Inadequacy and feelings of “not good enough” constantly tormented me. Abandonment and rejection strangled me. I desperately cried out to be loved deeply. But I had a giant black hole in my heart. A void created by the lack of identity and value.
I tried to satisfy the hunger of that black hole by looking to worldly things to validate me. Things like showing off, trying to please others, and perfecting my physique. I clung to addictions like drinking, gambling, and pornography.
I looked to achievements, awards and recognition for hope. I tried to hide and forget myself under jewelry, tattoos, long hair, trendy clothing, video games, movie characters and marvel heroes. The list was endless. And all of them never satisfied the black hole.
But I didn’t want people to see my struggle. I needed to show everyone how put together I was. I lived my life hiding behind a mask. Prancing around under the facade of everything is “OK”. When in reality I awoke each day crushed by the weight of my burdens. Each day I struggled to breathe under my blanket of sorrow. Each day the monsters in the black hole of my mind taunted me while I remained locked away as a prisoner in the dungeon of my mind.
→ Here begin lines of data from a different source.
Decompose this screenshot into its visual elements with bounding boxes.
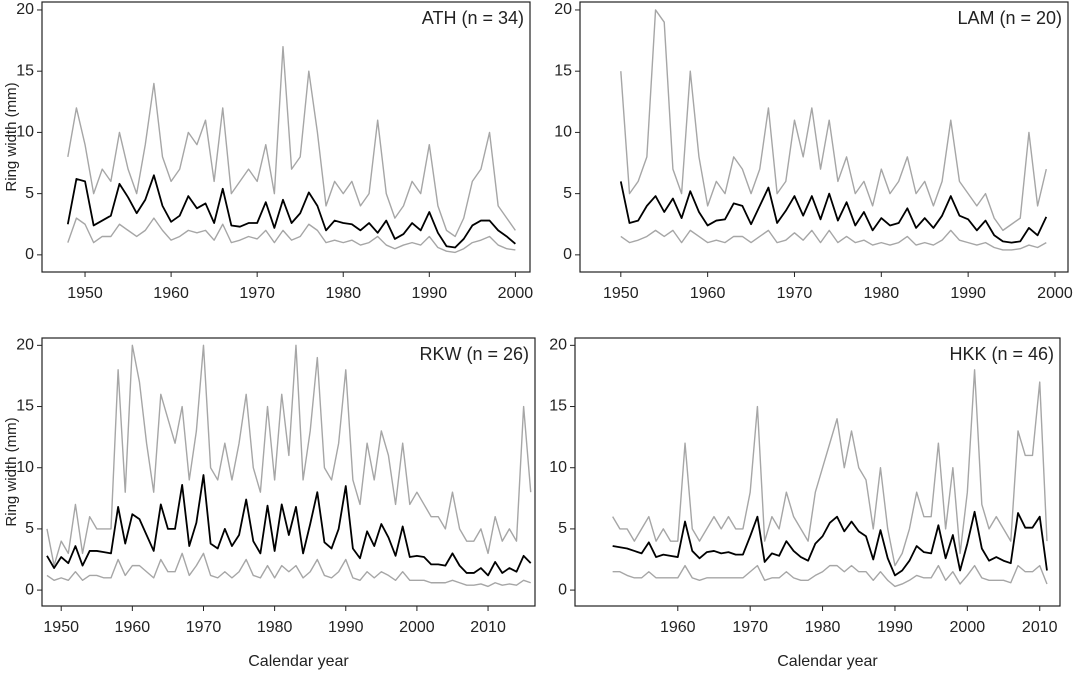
y-tick-label: 10 [16, 124, 34, 141]
y-tick-label: 5 [558, 520, 567, 537]
series-line [612, 510, 1048, 577]
x-axis-label: Calendar year [777, 653, 878, 670]
series-line [67, 45, 516, 238]
x-tick-label: 1980 [805, 619, 841, 636]
x-tick-label: 1990 [877, 619, 913, 636]
series-line [612, 369, 1048, 567]
y-tick-label: 15 [16, 62, 34, 79]
x-tick-label: 1980 [257, 619, 293, 636]
x-tick-label: 1950 [43, 619, 79, 636]
x-tick-label: 1960 [153, 285, 189, 302]
x-tick-label: 1980 [864, 285, 900, 302]
x-tick-label: 2000 [498, 285, 534, 302]
y-tick-label: 20 [554, 1, 572, 18]
y-tick-label: 20 [549, 337, 567, 354]
x-tick-label: 1990 [328, 619, 364, 636]
plot-frame [41, 337, 536, 607]
y-tick-label: 0 [25, 246, 34, 263]
x-axis-label: Calendar year [248, 653, 349, 670]
panel-title: LAM (n = 20) [957, 8, 1062, 28]
panel-title: RKW (n = 26) [419, 344, 529, 364]
y-tick-label: 10 [549, 459, 567, 476]
panel-title: ATH (n = 34) [422, 8, 524, 28]
panel-title: HKK (n = 46) [949, 344, 1054, 364]
x-tick-label: 1990 [412, 285, 448, 302]
x-tick-label: 1970 [239, 285, 275, 302]
y-axis-label: Ring width (mm) [3, 417, 20, 526]
series-line [612, 564, 1048, 588]
x-tick-label: 1960 [115, 619, 151, 636]
series-line [46, 474, 532, 577]
x-tick-label: 1960 [690, 285, 726, 302]
y-tick-label: 0 [25, 581, 34, 598]
series-line [620, 9, 1047, 232]
plot-frame [579, 1, 1069, 273]
x-tick-label: 2000 [1037, 285, 1073, 302]
plot-frame [41, 1, 531, 273]
x-tick-label: 1960 [660, 619, 696, 636]
y-axis-label: Ring width (mm) [3, 82, 20, 191]
x-tick-label: 2010 [470, 619, 506, 636]
x-tick-label: 1970 [186, 619, 222, 636]
series-line [67, 217, 516, 254]
y-tick-label: 15 [554, 62, 572, 79]
y-tick-label: 10 [554, 124, 572, 141]
y-tick-label: 15 [16, 398, 34, 415]
y-tick-label: 15 [549, 398, 567, 415]
y-tick-label: 20 [16, 1, 34, 18]
x-tick-label: 1950 [67, 285, 103, 302]
series-line [620, 229, 1047, 251]
series-line [46, 552, 531, 588]
x-tick-label: 1980 [325, 285, 361, 302]
y-tick-label: 0 [563, 246, 572, 263]
x-tick-label: 1950 [603, 285, 639, 302]
y-tick-label: 5 [563, 185, 572, 202]
x-tick-label: 1970 [777, 285, 813, 302]
series-line [619, 181, 1048, 244]
series-line [46, 344, 532, 567]
y-tick-label: 5 [25, 520, 34, 537]
series-line [66, 174, 516, 249]
y-tick-label: 5 [25, 185, 34, 202]
y-tick-label: 20 [16, 337, 34, 354]
x-tick-label: 1990 [950, 285, 986, 302]
x-tick-label: 1970 [732, 619, 768, 636]
x-tick-label: 2000 [399, 619, 435, 636]
y-tick-label: 0 [558, 581, 567, 598]
x-tick-label: 2010 [1022, 619, 1058, 636]
x-tick-label: 2000 [950, 619, 986, 636]
plot-frame [574, 337, 1061, 607]
y-tick-label: 10 [16, 459, 34, 476]
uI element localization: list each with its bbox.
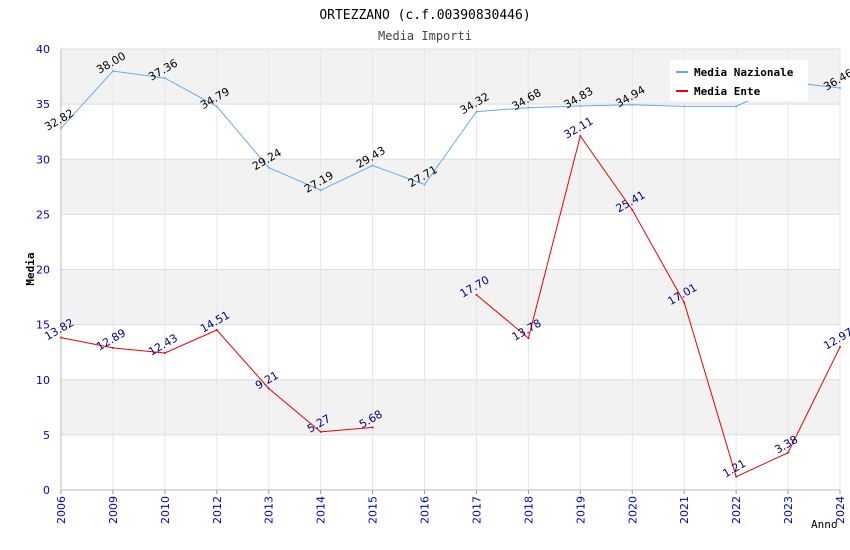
y-tick-label: 35 bbox=[36, 98, 50, 111]
x-tick-label: 2010 bbox=[159, 496, 172, 524]
data-point-media-nazionale bbox=[839, 87, 841, 90]
plot-band bbox=[61, 434, 840, 490]
data-point-media-nazionale bbox=[267, 166, 270, 169]
plot-band bbox=[61, 324, 840, 380]
data-point-media-ente bbox=[215, 329, 218, 332]
data-point-media-ente bbox=[163, 351, 166, 354]
x-tick-label: 2013 bbox=[263, 496, 276, 524]
x-tick-label: 2018 bbox=[522, 496, 535, 524]
y-tick-label: 10 bbox=[36, 374, 50, 387]
x-tick-label: 2006 bbox=[55, 496, 68, 524]
data-point-media-nazionale bbox=[371, 164, 374, 167]
y-tick-label: 20 bbox=[36, 264, 50, 277]
data-point-media-nazionale bbox=[475, 110, 478, 113]
y-tick-label: 30 bbox=[36, 153, 50, 166]
data-point-media-ente bbox=[319, 430, 322, 433]
plot-band bbox=[61, 104, 840, 160]
series-line-media-ente bbox=[476, 134, 841, 478]
data-point-media-nazionale bbox=[111, 70, 114, 73]
legend-label-media-nazionale: Media Nazionale bbox=[694, 66, 794, 79]
x-tick-label: 2015 bbox=[367, 496, 380, 524]
data-point-media-nazionale bbox=[527, 106, 530, 109]
legend-label-media-ente: Media Ente bbox=[694, 85, 761, 98]
data-point-media-nazionale bbox=[683, 105, 686, 108]
y-tick-label: 25 bbox=[36, 208, 50, 221]
data-point-media-ente bbox=[267, 387, 270, 390]
y-axis-title: Media bbox=[24, 252, 37, 285]
y-tick-label: 0 bbox=[43, 484, 50, 497]
data-point-media-nazionale bbox=[60, 127, 62, 130]
x-tick-label: 2019 bbox=[574, 496, 587, 524]
data-point-media-ente bbox=[787, 451, 790, 454]
x-tick-label: 2017 bbox=[470, 496, 483, 524]
data-point-media-nazionale bbox=[163, 77, 166, 80]
series-line-media-nazionale bbox=[60, 70, 841, 191]
series-layer bbox=[60, 70, 841, 478]
chart-title: ORTEZZANO (c.f.00390830446) bbox=[319, 8, 530, 23]
plot-band bbox=[61, 269, 840, 325]
data-point-media-ente bbox=[475, 293, 478, 296]
legend-box bbox=[670, 60, 808, 101]
axes: 0 5 10 15 20 25 30 35 40 2006 2009 2010 2012 2013 2014… bbox=[36, 43, 847, 524]
x-tick-label: 2009 bbox=[107, 496, 120, 524]
data-point-media-ente bbox=[631, 208, 634, 211]
plot-band bbox=[61, 379, 840, 435]
x-tick-label: 2014 bbox=[315, 496, 328, 524]
data-point-media-nazionale bbox=[735, 105, 738, 108]
x-tick-label: 2024 bbox=[834, 496, 847, 524]
y-tick-label: 15 bbox=[36, 319, 50, 332]
data-point-media-nazionale bbox=[319, 189, 322, 192]
x-axis-title: Anno bbox=[811, 518, 838, 531]
y-tick-label: 5 bbox=[43, 429, 50, 442]
data-point-media-ente bbox=[371, 426, 374, 429]
x-tick-label: 2022 bbox=[730, 496, 743, 524]
data-point-media-ente bbox=[579, 134, 582, 137]
x-tick-label: 2016 bbox=[419, 496, 432, 524]
data-point-media-ente bbox=[683, 301, 686, 304]
x-tick-label: 2012 bbox=[211, 496, 224, 524]
data-point-media-nazionale bbox=[215, 105, 218, 108]
x-tick-label: 2021 bbox=[678, 496, 691, 524]
data-point-media-nazionale bbox=[579, 104, 582, 107]
legend: Media Nazionale Media Ente bbox=[670, 60, 808, 101]
data-point-media-ente bbox=[111, 346, 114, 349]
data-point-media-ente bbox=[839, 346, 841, 349]
y-tick-label: 40 bbox=[36, 43, 50, 56]
data-point-media-ente bbox=[527, 337, 530, 340]
plot-band bbox=[61, 159, 840, 215]
chart-subtitle: Media Importi bbox=[378, 29, 472, 43]
data-point-media-nazionale bbox=[423, 183, 426, 186]
plot-band bbox=[61, 214, 840, 270]
data-point-media-ente bbox=[60, 336, 62, 339]
data-point-media-ente bbox=[735, 475, 738, 478]
x-tick-label: 2020 bbox=[626, 496, 639, 524]
x-tick-label: 2023 bbox=[782, 496, 795, 524]
data-point-media-nazionale bbox=[631, 103, 634, 106]
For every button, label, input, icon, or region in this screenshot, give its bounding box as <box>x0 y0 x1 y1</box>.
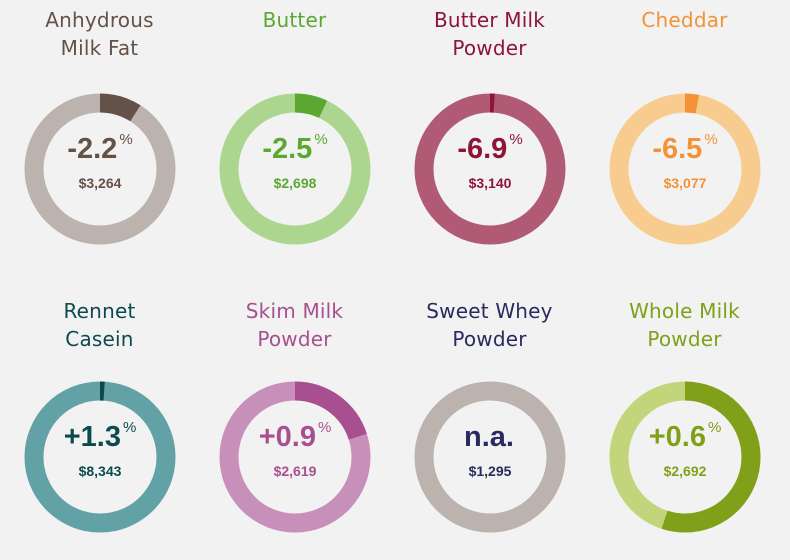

Why would anyone want to write a book about that?
I definitely didn’t wake up one day and say “I have an idea, let me write a book about all my dirt and struggles for the whole world to read. Oh, and do it for fun”. The answer to the question was found in the three and a half year intimate journey I spent with Jesus. During that time, I truly learned about God’s unfailing love and His desire to set me free.
But Holy Spirit revealed the bigger picture to me. Hearts wouldn't be won to Jesus by sharing a safe story. Only through transparency and genuine brokenness would people see transformational love and amazing grace. I didn’t want to do it, but I knew I needed to. I wanted to be free. I wanted to be healed. I wanted to be whole.
My journey towards freedom began from the moment I was adopted from the Philippines at nine weeks old. I got honest and ugly before Jesus. I surrendered myself and let Him reveal to me every area in my life that needed to be healed.
What are the open wounds in your heart that Jesus wants to heal?